From Deseret News archives:
Clean air may mean a longer life
BYU-Harvard study shows expectancy rises after cleanup
Cleaning up air pollution translates into measurable increases in life expectancy, according to a study conducted by BYU and Harvard School of Public Health. In an examination of 51 American cities, researchers showed that life expectancy increased an average of nearly three years. And the thank-you for about five months of that is owed to better air quality.
Their findings are being published in the Jan. 22 New England Journal of Medicine.
Earlier studies clearly showed dirty air makes people sick, said C. Arden Pope III, Brigham Young University epidemiologist and lead author. "Over the last few decades, the United States as a matter of public policy has made substantial efforts to improve air quality. This has provided us with an opportunity similar to a nationwide natural experiment. "
The question was whether cleaner air really improves health. And the answer, he said, is definitely yes. "Our results suggest long-term reductions in air pollution can contribute to a significant and measurable increase in life expectancy."
The better the cleanup, the better the gains in terms of longevity, they found. After controlling for factors such as smoking, population changes, income, education, migration and demographics, the researchers found those who make the greatest improvement to air quality see the greatest gains in longevity.

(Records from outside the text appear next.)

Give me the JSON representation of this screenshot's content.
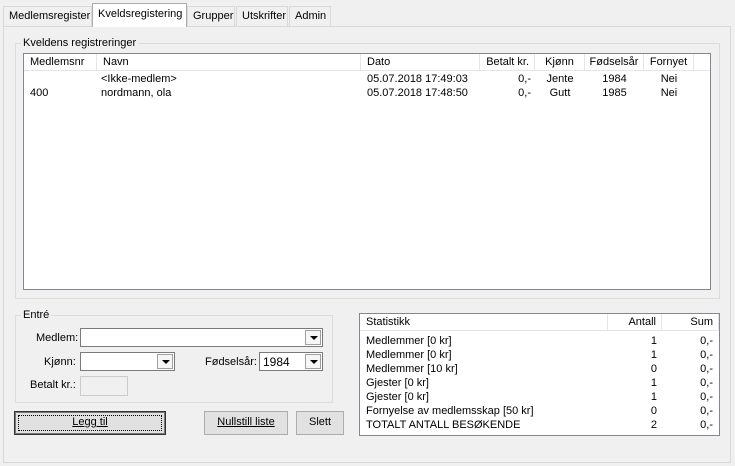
{
  "tabs": [
    {
      "label": "Medlemsregister"
    },
    {
      "label": "Kveldsregistering"
    },
    {
      "label": "Grupper"
    },
    {
      "label": "Utskrifter"
    },
    {
      "label": "Admin"
    }
  ],
  "registrations": {
    "title": "Kveldens registreringer",
    "columns": [
      "Medlemsnr",
      "Navn",
      "Dato",
      "Betalt kr.",
      "Kjønn",
      "Fødselsår",
      "Fornyet"
    ],
    "rows": [
      [
        "",
        "<Ikke-medlem>",
        "05.07.2018 17:49:03",
        "0,-",
        "Jente",
        "1984",
        "Nei"
      ],
      [
        "400",
        "nordmann, ola",
        "05.07.2018 17:48:50",
        "0,-",
        "Gutt",
        "1985",
        "Nei"
      ]
    ]
  },
  "entre": {
    "title": "Entré",
    "member_label": "Medlem:",
    "member_value": "",
    "gender_label": "Kjønn:",
    "gender_value": "",
    "birthyear_label": "Fødselsår:",
    "birthyear_value": "1984",
    "paid_label": "Betalt kr.:",
    "paid_value": ""
  },
  "buttons": {
    "add": "Legg til",
    "reset": "Nullstill liste",
    "delete": "Slett"
  },
  "statistics": {
    "columns": [
      "Statistikk",
      "Antall",
      "Sum"
    ],
    "rows": [
      [
        "Medlemmer [0 kr]",
        "1",
        "0,-"
      ],
      [
        "Medlemmer [0 kr]",
        "1",
        "0,-"
      ],
      [
        "Medlemmer [10 kr]",
        "0",
        "0,-"
      ],
      [
        "Gjester [0 kr]",
        "1",
        "0,-"
      ],
      [
        "Gjester [0 kr]",
        "1",
        "0,-"
      ],
      [
        "Fornyelse av medlemsskap [50 kr]",
        "0",
        "0,-"
      ],
      [
        "TOTALT ANTALL BESØKENDE",
        "2",
        "0,-"
      ]
    ]
  }
}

They matched two sets of data from 51 American cities: Changes in air pollution between 1980 and 2000 and differences in life expectancies over those years. In the cities that had been the most polluted and cleaned up the most, the cleaner air added about 10 months to a resident's life. On average in the study cities, people were living nearly 2.7 years longer at the end of the two-decade study period. As many as five of those months came because of better air quality. Other studies show these gains likely come from reductions in heart and lung disease that go along with air pollution.
For every decrease of 10 micrograms per cubic meter of particulate pollution in a city, the residents' average life expectancy increased more than seven months. In the 1980s and '90s, most of the study cities averaged a drop of PM2.5 levels from 21 micrograms to 14 micrograms; Pittsburgh and Buffalo were among cities that dropped about 14 micrograms.
Salt Lake City and Utah Valley were among the study areas, Pope said, and the Wasatch Front falls "somewhere in the middle" for air quality, despite the current unhealthy inversion.
"There is an important positive message here that the efforts to reduce particulate air pollution concentrations in the United States over the past 20 years have led to substantial and measurable improvements in life expectancy," said co-author Douglas Dockery, chair of Environmental Health at Harvard School of Public Health.
"It's really a good news situation," Pope said. "Cleanup efforts we're making are having payoffs and there are opportunities to have continued returns to our efforts. We're making progress."
The study was funded by the federal government and private sources.